How Long Should You Stay in Your House After Refinancing?
Penalty For Selling a Home After Refinancing
How Soon After Refinancing Can I Buy Another Home?
Should I Refinance My Home If I Plan To Sell In 5 Years?
Selling After Refinancing Bottom Line
It depends on what it says in your new mortgage contract. When you refinance an existing loan, sometimes the agreement will have an owner-occupancy clause, which means you must use the home as your primary residence for a set period after refinancing. If there is an owner-occupancy clause, you may have to stay in the home for an additional 6 to 12 months after refinancing.
There may also be a prepayment penalty, which is a fee for paying off the mortgage early. So read the contract or speak with your lender to determine the exact requirements. If there is no owner-occupancy clause or prepayment penalty in the contract, you can sell at any point.
Penalties for selling your home after refinancing can vary depending on the lender and the infraction. Violating the owner-occupancy clause is technically considered mortgage fraud and can result in your lender revoking your mortgage or requesting full payment on the loan.
However, the penalty is typically only used if a homeowner knowingly violates the clause by using the home as an investment property instead of a primary residence to get a better interest rate. But to be safe, you should call your lender to find out if you'd be violating the owner-occupancy clause by selling right after you refinance so you don't get in any trouble.
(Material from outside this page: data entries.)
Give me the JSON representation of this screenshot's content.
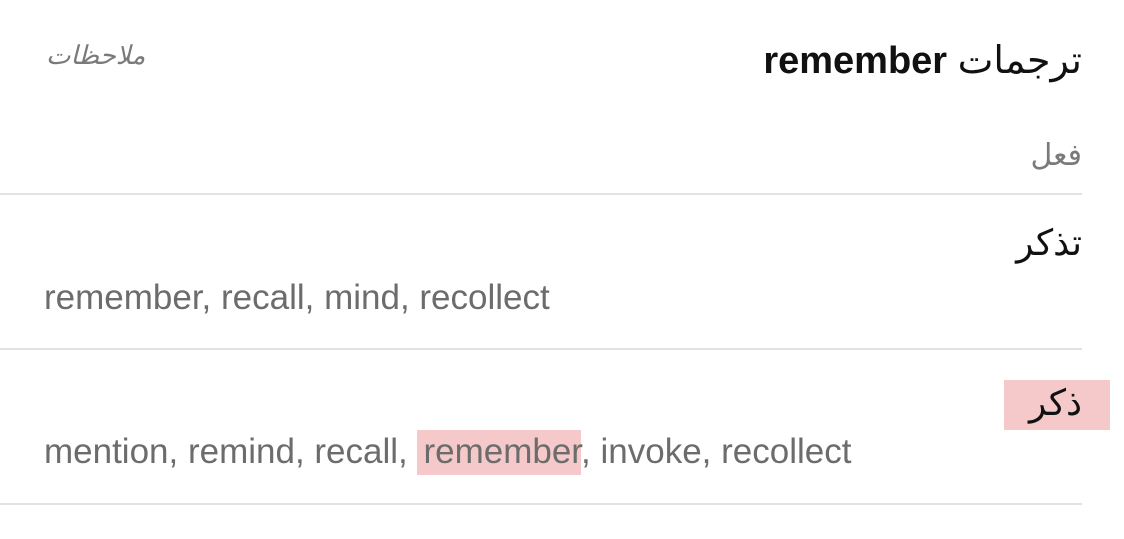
{
  "header": {
    "prefix": "ترجمات",
    "word": "remember",
    "notes_label": "ملاحظات"
  },
  "part_of_speech": "فعل",
  "translations": [
    {
      "term": "تذكر",
      "synonyms_text": "remember, recall, mind, recollect"
    },
    {
      "term": "ذكر",
      "synonyms_before": "mention, remind, recall, ",
      "synonyms_highlight": "remember",
      "synonyms_after": ", invoke, recollect",
      "highlighted": true,
      "highlight_color": "#f5c9c9"
    }
  ]
}
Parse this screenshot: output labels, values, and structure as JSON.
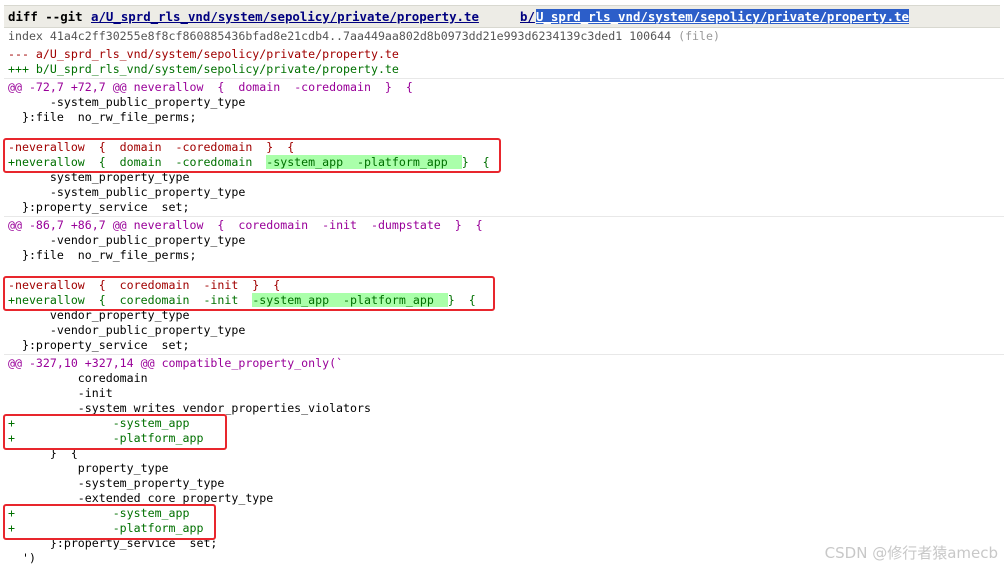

If there are prepayment penalties, you'll have to pay a fee to sell your home and repay the mortgage early. The fee is usually somewhere around 2% of the outstanding loan balance. Plus, you'll have to consider all the closing costs related to refinancing, which may make you think twice about selling right away.
You typically won't be eligible for a new mortgage for at least six months after you refinance or 12 months after purchasing a new home unless you sell your current residence. So, say you were doing a cash-out refinance to buy a new property, you will have to wait at least six months before you'll be approved for another loan.
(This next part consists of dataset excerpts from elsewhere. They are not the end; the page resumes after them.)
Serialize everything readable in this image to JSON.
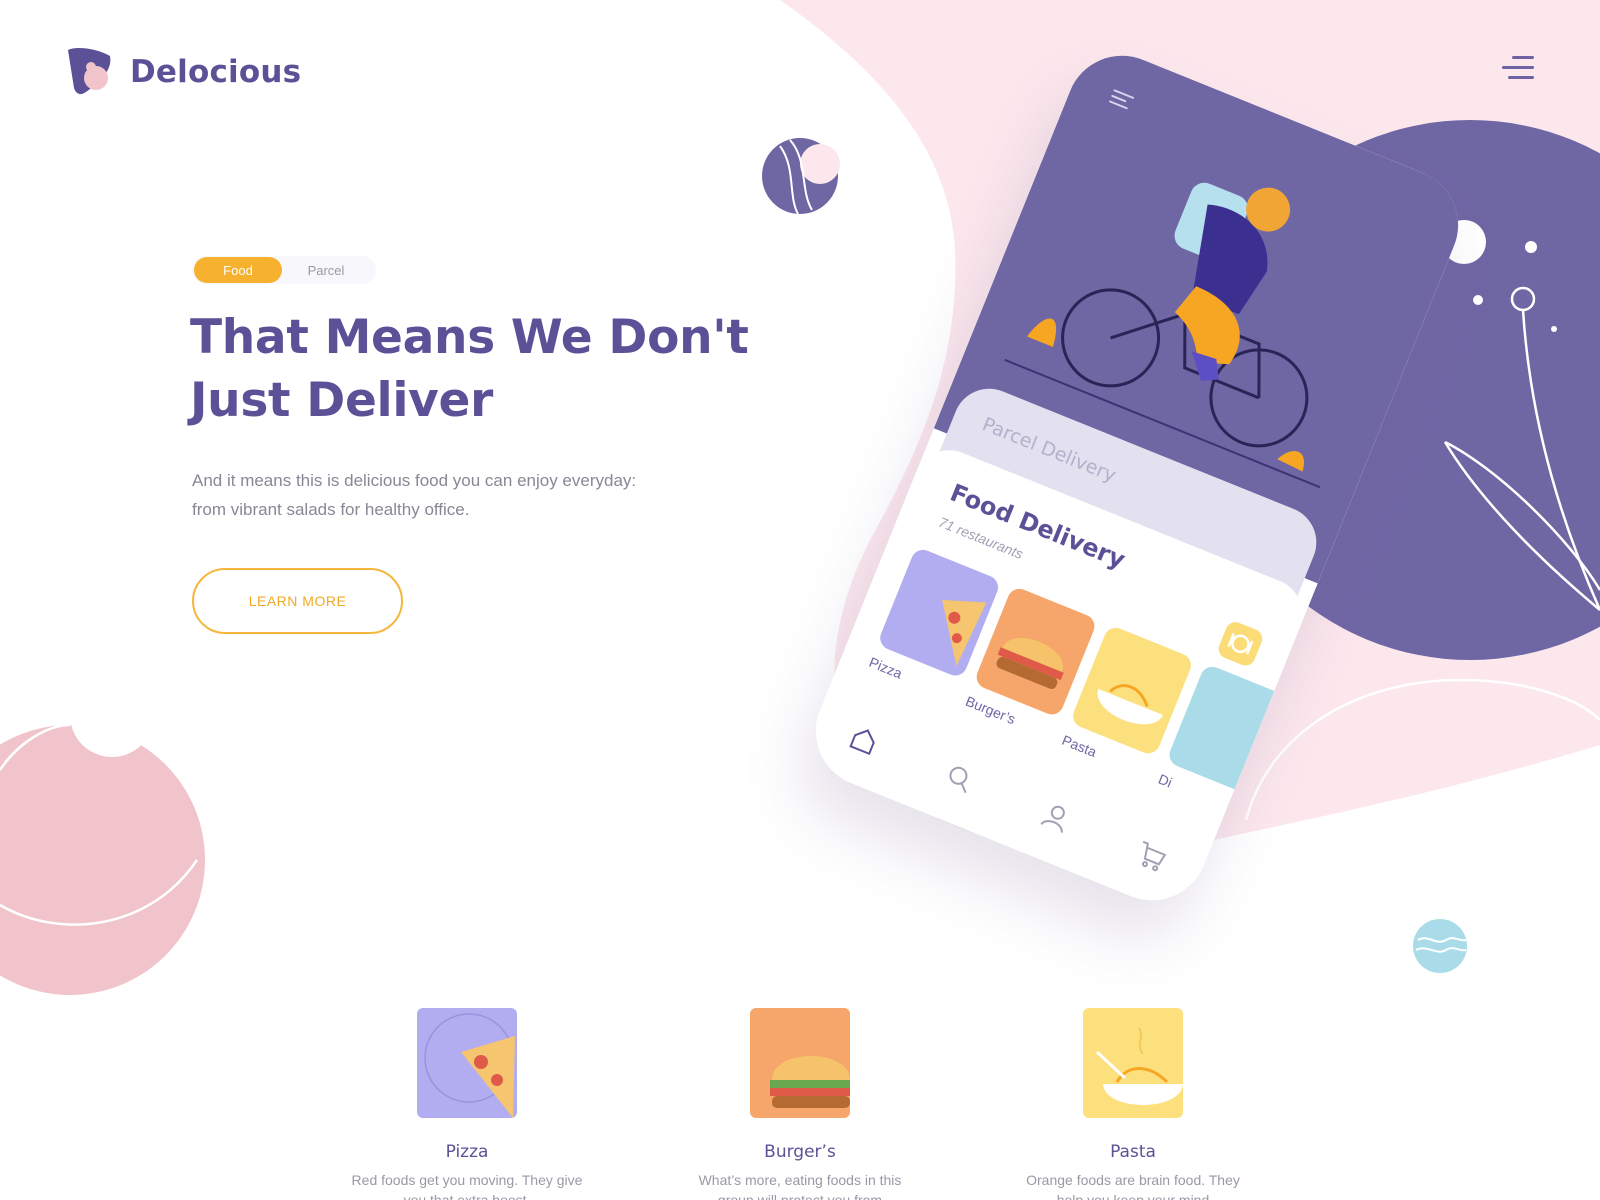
{
  "brand": {
    "name": "Delocious"
  },
  "hero": {
    "tabs": [
      "Food",
      "Parcel"
    ],
    "active_tab": "Food",
    "title_line1": "That Means We Don't",
    "title_line2": "Just Deliver",
    "subtitle_line1": "And it means this is delicious food you can enjoy everyday:",
    "subtitle_line2": "from vibrant salads for healthy office.",
    "cta_label": "LEARN MORE"
  },
  "phone": {
    "parcel_label": "Parcel Delivery",
    "food_title": "Food Delivery",
    "food_count": "71 restaurants",
    "categories": [
      "Pizza",
      "Burger’s",
      "Pasta",
      "Di"
    ],
    "nav_icons": [
      "home-icon",
      "search-icon",
      "user-icon",
      "cart-icon"
    ]
  },
  "features": [
    {
      "title": "Pizza",
      "desc_line1": "Red foods get you moving. They give",
      "desc_line2": "you that extra boost."
    },
    {
      "title": "Burger’s",
      "desc_line1": "What’s more, eating foods in this",
      "desc_line2": "group will protect you from"
    },
    {
      "title": "Pasta",
      "desc_line1": "Orange foods are brain food. They",
      "desc_line2": "help you keep your mind"
    }
  ],
  "colors": {
    "brand_purple": "#5c5197",
    "phone_purple": "#6f66a4",
    "accent_orange": "#f6b12e",
    "blob_pink": "#fbe7ec",
    "circle_pink": "#f1c4cc",
    "circle_blue": "#a9dbe8"
  }
}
Plus, refinancing may impact your credit score, possibly affecting your ability to get a new loan. It will add a hard inquiry to your credit report, which can cause you to lose a few points. So, you may have to wait a while for your score to bounce back if you need to meet a specific minimum requirement.
You shouldn't refinance your home if you plan on selling soon, as it can take up to 5 years to cover the refinance costs. On average, a refinance will cost you $5,000, and you'll only save $100-200 per month by refinancing.
If you have a very high-interest rate or loan balance, you will start seeing the benefits of refinancing faster, but if your balance is under $200,000, it will take years for the refinance to pay for itself.
You can typically sell your home after refinancing without much trouble, but it won't always make financial sense to refinance if you plan on selling in the near future.
Before going forward and refinancing, it's best to think about your plans. For example, if you know you will sell the home within a few years, it likely won't be worth it to refinance.